I got a I think around a 60 in table milling machine with a J2 bridgeport head on it . The base is how knows . This is a Frankstine Machine. As far as I can tell it works great and looks to be in fair to good shape. I cut all kind of metal on it  and who know what I might get into next week . Need something that does it all.


----------



## richl (Feb 7, 2015)

Jim is really giving a very good suggestion. This is something I have been pondering myself the last 3--4 months with a lathe purchase. I have a Chinese 13 x 40 lathe, it is big enough for most of the things I do, but it is is not as big as I could use, a larger bore model would be a big plus. There are other things that need mechnical attention with this machine! I think after going through encos machines, the offerings from precision mathews and scouring the net for all the low end industrial machines in my price range, coming up with a budget, working out the costs... it would cost me less than 1/4 the cost of a new machine to upgrade the motor, spindle bearings, and bushings, as well as purchasing new dros... this machine I know what I have, it is not perfect but it is not junk either. It may not be the best option for you, but maybe it is.

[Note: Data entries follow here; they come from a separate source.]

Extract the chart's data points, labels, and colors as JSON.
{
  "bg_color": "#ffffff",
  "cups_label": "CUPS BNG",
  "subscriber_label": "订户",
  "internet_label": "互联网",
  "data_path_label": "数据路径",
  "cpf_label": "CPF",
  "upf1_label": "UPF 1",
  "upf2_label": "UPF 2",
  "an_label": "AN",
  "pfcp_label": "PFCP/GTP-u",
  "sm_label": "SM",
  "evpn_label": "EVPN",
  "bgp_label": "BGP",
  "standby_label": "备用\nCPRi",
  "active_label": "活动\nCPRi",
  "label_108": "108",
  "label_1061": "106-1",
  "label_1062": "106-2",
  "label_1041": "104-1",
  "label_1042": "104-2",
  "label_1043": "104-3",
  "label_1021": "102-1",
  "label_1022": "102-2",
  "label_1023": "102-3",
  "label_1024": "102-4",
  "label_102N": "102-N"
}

It's nice to have brand new toys toy play with, but it is also nice to just have the toys you already own working to their full potential... which leaves you more money in the kitty for tooling and other shop purchases.

HTh
Rich


----------



## mirage100 (Feb 7, 2015)

richl said:


> Jim is really giving a very good suggestion. This is something I have been pondering myself the last 3--4 months with a lathe purchase. I have a Chinese 13 x 40 lathe, it is big enough for most of the things I do, but it is is not as big as I could use, a larger bore model would be a big plus. There are other things that need mechnical attention with this machine! I think after going through encos machines, the offerings from precision mathews and scouring the net for all the low end industrial machines in my price range, coming up with a budget, working out the costs... it would cost me less than 1/4 the cost of a new machine to upgrade the motor, spindle bearings, and bushings, as well as purchasing new dros... this machine I know what I have, it is not perfect but it is not junk either. It may not be the best option for you, but maybe it is. It's nice to have brand new toys toy play with, but it is also nice to just have the toys you already own working to their full potential... which leaves you more money in the kitty for tooling and other shop purchases.
> 
> HTh
> Rich



I hear what y'all are saying. Mine need some work to The one shot lube system is missing some lines on it some are cracked. The Z axis shaft has a bend in it but just where the handle goes. The head makes a fair amount of noise when you move it out of the sweet spot where the previous owned ran it. I replace the Bakelite type of bearing in the head you glue in . Got a bad sholder that I am going to PT for and they keep yelling at me to quit using the mill for now.I found a NICE looking high column machine at Sterling Machine in CA. Just looking.


----------



## JimDawson (Feb 7, 2015)

To get into a new machine in that size range, you are looking at some major $$$.  You are going to be looking at the bigger industrial vendors.  I don't think there are any U.S. builders in business today, so a Taiwanese machine is probably in your future.  Something in the 10x54 table range.  Maybe a Bridgeport Series II if you can find a good used one.  There are a few larger used mills on the market, all over the U.S. but a personal inspection would be in order before purchase.  Craigslist and Ebay are a good resource.

As far as new vendors go, Grizzly, Quality Machine Tools, Enco, Kent-USA, Webb, and others would be a good starting place.

Good luck in your search.


----------